Когда же он нехотя замедляет шаг, расставляя в стороны длинные, изящные ноги, я кладу ладонь ему на холку и чувствую, как напряжены его мышцы.
Как и все животные, он очень тонко все чувствует, мой конь, хотя и не обладает внутренним зрением. Он не может ясно видеть тех, кто преследует нас, но умеет чувствовать зло, гнездящееся в чьем-либо сердце.

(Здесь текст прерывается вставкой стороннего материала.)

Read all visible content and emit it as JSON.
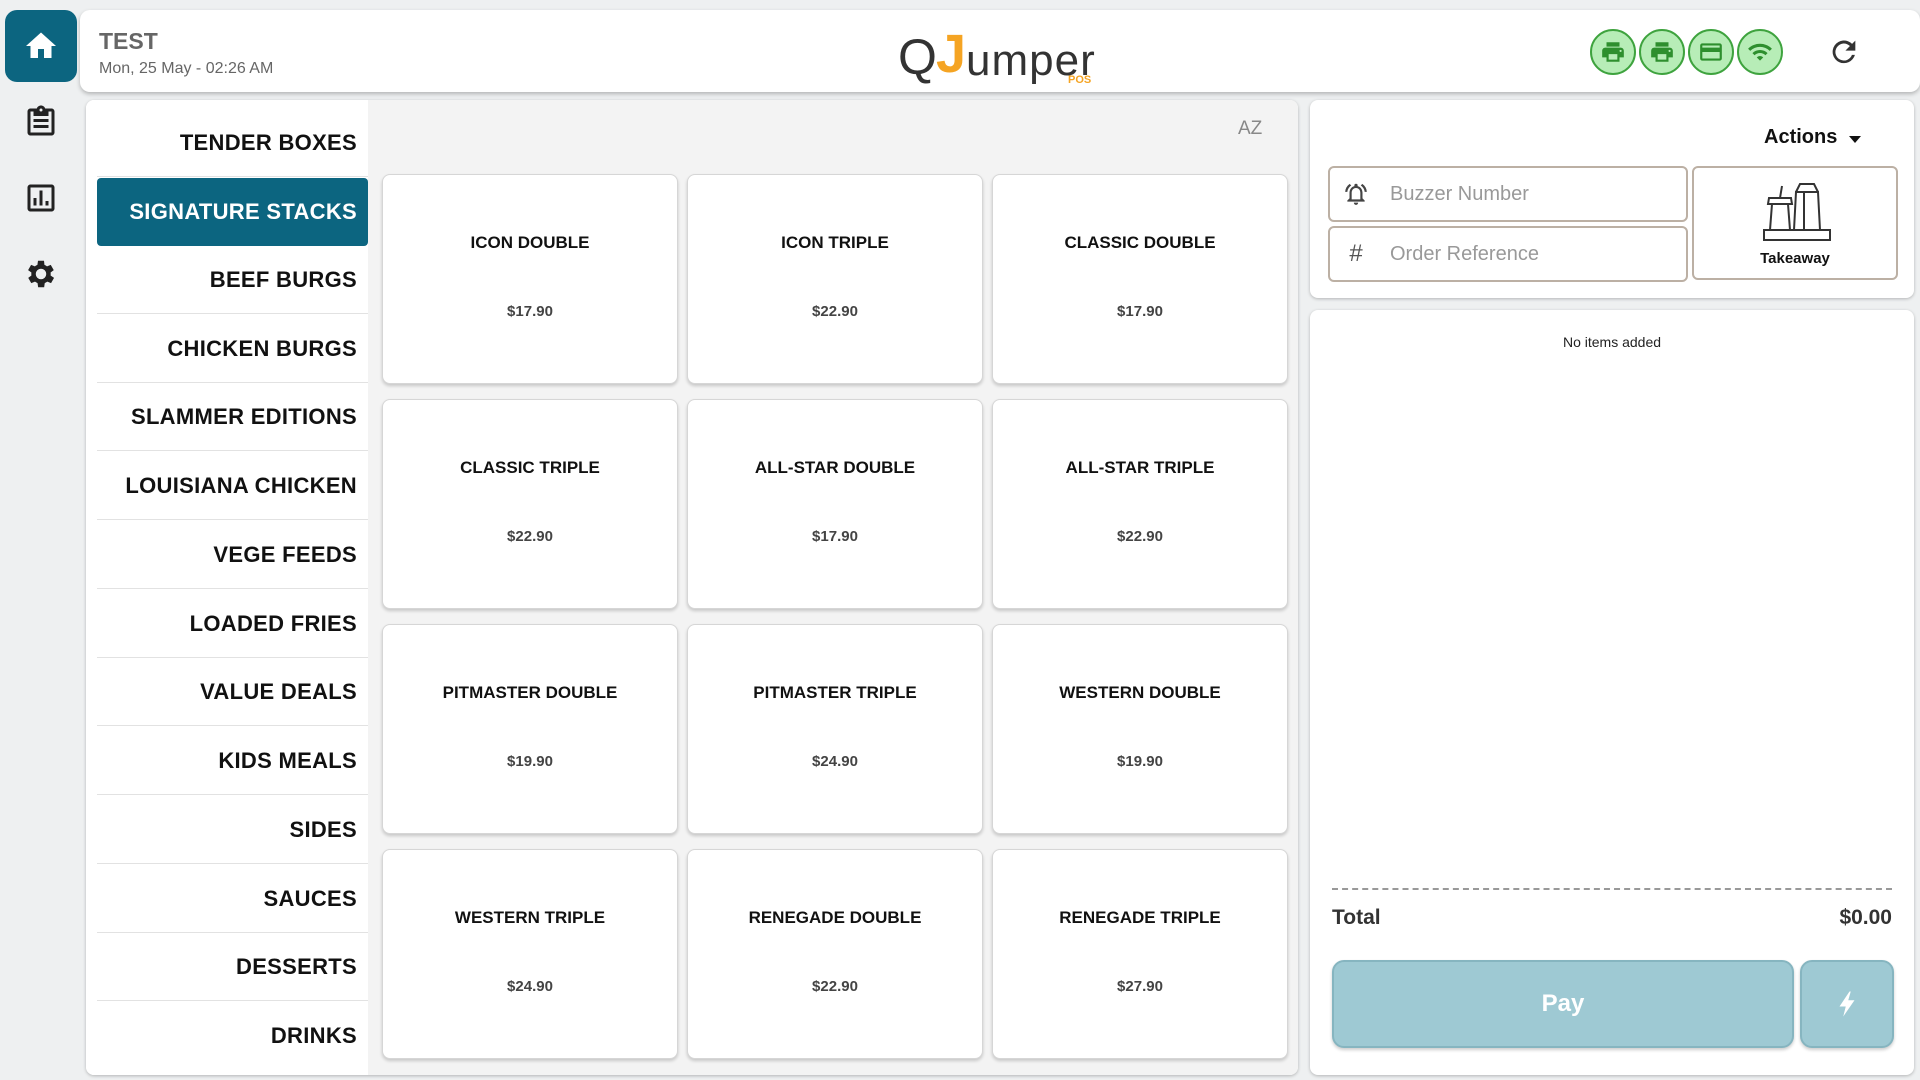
{
  "header": {
    "store_name": "TEST",
    "date_time": "Mon, 25 May - 02:26 AM",
    "logo": {
      "q": "Q",
      "j": "J",
      "rest": "umper",
      "pos": "POS"
    }
  },
  "rail": {
    "items": [
      {
        "icon": "home-icon",
        "active": true
      },
      {
        "icon": "orders-icon",
        "active": false
      },
      {
        "icon": "reports-icon",
        "active": false
      },
      {
        "icon": "settings-icon",
        "active": false
      }
    ]
  },
  "status_icons": [
    "printer-icon",
    "printer-icon",
    "card-icon",
    "wifi-icon"
  ],
  "colors": {
    "primary": "#0c6580",
    "status_green": "#3ea33e",
    "logo_orange": "#f5a423",
    "pay_disabled": "#9ec9d3"
  },
  "categories": [
    {
      "label": "TENDER BOXES",
      "active": false
    },
    {
      "label": "SIGNATURE STACKS",
      "active": true
    },
    {
      "label": "BEEF BURGS",
      "active": false
    },
    {
      "label": "CHICKEN BURGS",
      "active": false
    },
    {
      "label": "SLAMMER EDITIONS",
      "active": false
    },
    {
      "label": "LOUISIANA CHICKEN",
      "active": false
    },
    {
      "label": "VEGE FEEDS",
      "active": false
    },
    {
      "label": "LOADED FRIES",
      "active": false
    },
    {
      "label": "VALUE DEALS",
      "active": false
    },
    {
      "label": "KIDS MEALS",
      "active": false
    },
    {
      "label": "SIDES",
      "active": false
    },
    {
      "label": "SAUCES",
      "active": false
    },
    {
      "label": "DESSERTS",
      "active": false
    },
    {
      "label": "DRINKS",
      "active": false
    }
  ],
  "sort_label": "AZ",
  "products": [
    {
      "name": "ICON DOUBLE",
      "price": "$17.90"
    },
    {
      "name": "ICON TRIPLE",
      "price": "$22.90"
    },
    {
      "name": "CLASSIC DOUBLE",
      "price": "$17.90"
    },
    {
      "name": "CLASSIC TRIPLE",
      "price": "$22.90"
    },
    {
      "name": "ALL-STAR DOUBLE",
      "price": "$17.90"
    },
    {
      "name": "ALL-STAR TRIPLE",
      "price": "$22.90"
    },
    {
      "name": "PITMASTER DOUBLE",
      "price": "$19.90"
    },
    {
      "name": "PITMASTER TRIPLE",
      "price": "$24.90"
    },
    {
      "name": "WESTERN DOUBLE",
      "price": "$19.90"
    },
    {
      "name": "WESTERN TRIPLE",
      "price": "$24.90"
    },
    {
      "name": "RENEGADE DOUBLE",
      "price": "$22.90"
    },
    {
      "name": "RENEGADE TRIPLE",
      "price": "$27.90"
    }
  ],
  "order": {
    "actions_label": "Actions",
    "buzzer_placeholder": "Buzzer Number",
    "reference_placeholder": "Order Reference",
    "buzzer_value": "",
    "reference_value": "",
    "order_type": "Takeaway",
    "empty_message": "No items added",
    "total_label": "Total",
    "total_value": "$0.00",
    "pay_label": "Pay"
  }
}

Он дрожит, но совсем не от осеннего холода, и вопросительно выкатывает на меня огромные черные полные ужаса глаза.
Мы так долго бежали от наших врагов; почему же теперь остановились и ждем их?
– Они не обидят тебя, – ласково говорю я ему и, услышав в ответ жалобное, обиженное ржание, поглаживаю его по шее. Шкура у него холодная, мокрая от дождя и пота, но от скрытых под ней мускулов исходит тепло. – Ты хороший конь. Они отведут тебя туда, где тепло и сухо, они тебя покормят. Они будут ухаживать за тобой.
Если бы то же самое ожидало и меня!
Мне хочется плакать так же сильно и горько, как плачет этот дождь, сильно-сильно. Конь чувствует это и, встревожившись, ускоряет шаг. Я беру себя в руки и снова глажу его по шее. Мои преследователи сказали бы, что я заколдовала бедное животное, но я-то знаю, что всего лишь открыла свое сердце другому созданию, без всяких слов поделившись с ним своим спокойствием – тем спокойствием, которое надо искать глубоко в себе. Животных обмануть нельзя.
Я почти в конце своего путешествия, но богиня сказала: дальше бежать бесполезно. Сколько бы ни убегала я от тех, кто гонится за мной, это не спасет моего бедного возлюбленного. А если я сдамся, у меня останется еще один шанс, пусть призрачный, сопряженный с риском. Исхода я не могу предвидеть. Я останусь жить или умру.
Вскоре мы с конем замираем. И дождь почти прекратился. В наступившей тишине я слышу новый звук.
Звук грома. Но на небе ни молнии.
Нет, это не гром. Стук копыт. Не одной лошади, а нескольких. И мы ждем, мой конь и я, а они все ближе, ближе, ближе…
И вот из тьмы появляются четыре… семь, десять всадников, закутанных в плащи, – тех самых, кого я видела внутренним зрением в течение долгих, мрачных часов моего побега. Теперь они явились во плоти. Из-за тучи показывается тонкий серн месяца; в его свете блестит металл. Девять из преследующих меня – жандармы из Авиньона, из личной гвардии Папы. Я окружена. Они подъезжают ближе, словно затягивая петлю, и поднимают мечи.
Молодая луна – символ начала; сейчас она знаменует конец.
И я, и мой конь предельно собраны, предельно спокойны.
Недоумевая, жандармы оглядываются по сторонам: нет ли где моих защитников? Наверняка они залегли где-то тут поблизости, готовые наброситься на тех, кто догнал меня; ведь они не могли просто взять и бросить меня, хрупкую безоружную женщину, которую они считают королевой ведьм.
Увы, это не так. Хотя я пыталась убежать без них, они были так преданы мне, что вскоре нашли меня и присоединились ко мне. А когда богиня потребовала от меня сдаться – от меня, а не от них, потому что ей еще понадобится их служение, – я отослала их прочь. Сначала они отказывались покинуть меня, и Эдуар даже поклялся, что умрет первым. И тогда мне оставалось только закрыть глаза и открыть им свое сознание и сердце; тогда они услышали богиню так же четко, как ее слышала я.
Эдуар рыдал так, что казалось, сердце его разорвется на части; лица остальных были скрыты под капюшонами, но я знала, что по их щекам струятся тихие слезы. Больше не было произнесено ни слова; в словах больше не было нужды, все было ясно и без них. А потом мои храбрые рыцари ускакали прочь.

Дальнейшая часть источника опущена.